Arrived at the town and hotel – Top Twelve – gorgeous affordable hotel. The manager was lovely, thanks to our hookup Zena from Bahir Dar. The room had views to die for and I had my first scorching hot shower in days – hallelujah! Food in Lali was also on point owing to the fact that it is a hot destination for tourists in Ethiopia, western comforts are quite well catered for. I think it would be an excellent location for a spa retreat with its views, seclusion and spiritual ambience. The conundrum obviously being that we do not want this magical ancient holy site to become drowned out by our fleeting modern fancies.

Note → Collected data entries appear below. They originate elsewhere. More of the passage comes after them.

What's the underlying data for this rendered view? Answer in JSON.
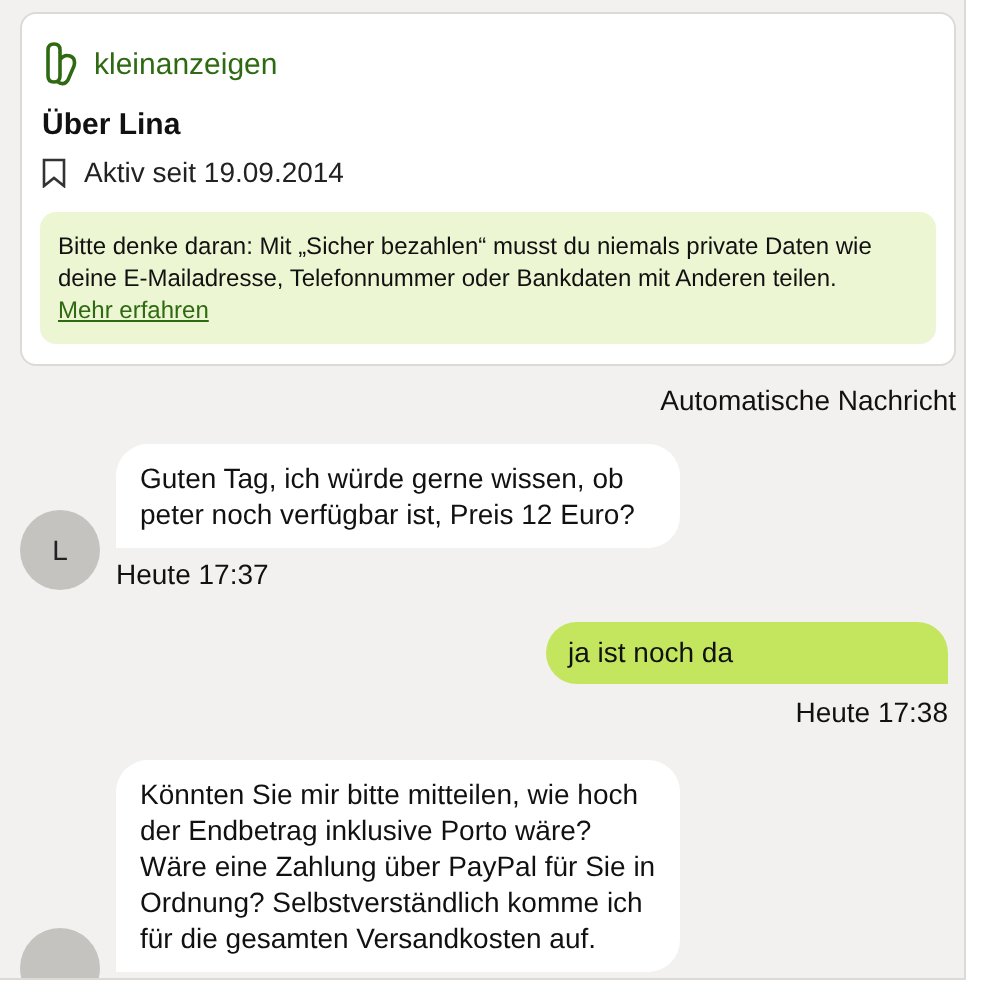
{
  "profile_card": {
    "brand": "kleinanzeigen",
    "heading": "Über Lina",
    "active_since": "Aktiv seit 19.09.2014",
    "notice": "Bitte denke daran: Mit „Sicher bezahlen“ musst du niemals private Daten wie deine E-Mailadresse, Telefonnummer oder Bankdaten mit Anderen teilen.",
    "notice_link": "Mehr erfahren"
  },
  "system_label": "Automatische Nachricht",
  "messages": [
    {
      "kind": "incoming",
      "avatar": "L",
      "text": "Guten Tag, ich würde gerne wissen, ob peter noch verfügbar ist, Preis 12 Euro?",
      "time": "Heute 17:37"
    },
    {
      "kind": "outgoing",
      "text": "ja ist noch da",
      "time": "Heute 17:38"
    },
    {
      "kind": "incoming",
      "text": "Könnten Sie mir bitte mitteilen, wie hoch der Endbetrag inklusive Porto wäre? Wäre eine Zahlung über PayPal für Sie in Ordnung? Selbstverständlich komme ich für die gesamten Versandkosten auf."
    }
  ]
}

Lalibela. St George Church (Beta Giyorgis)
Overhead view of rock hewn church in Lalibela. The Church of Saint George (Amharic: Bete Giyorgis) is one of eleven rock-hewn monolithic churches in Lalibela

The story of Lalibela: one of the four priest kings of the Zagwe dynasty (King Lalibela) built he extraordinary rock hewn churches found in the town that now bears his name.  The story goes that King Lalibela was instructed by an angel with the word of God to build a new Jerusalem. Hence the construction of the impressive monolith rock hewn churches. Local legend says that for each hour they people of Roha worked the angels came at night and doubled the work. The insides of the churches were carved out from the outside in.

A UNESCO world heritage site, huge steel struts hold up canopies protect some of the churches from nature’s wear. Navigating through the churches involves secret passages, tunnels, steps smoothed by the soles of millions of saints that have visited in years gone.

Lalibela. Church of St (Bet) Emmanuel
Lalibela. Church of St (Bet) Emmanuel
Lalibela. Church of St Emmanuel
Lalibela. Church of St Emmanuel

Lalibela was the last stop on my tour and it was a perfect pause. Time for reflection and prayer. My amazing week of travelling culminated with an 8 hour road trip through the mountains of northern Ethiopia with two old Russian men blaring American country music. No better way to end my surreal experience of this beautiful country. As I write this I am transported back Ethiopia’s mysery continues to enthrall me. I cannot wait to return as a honorary habesha.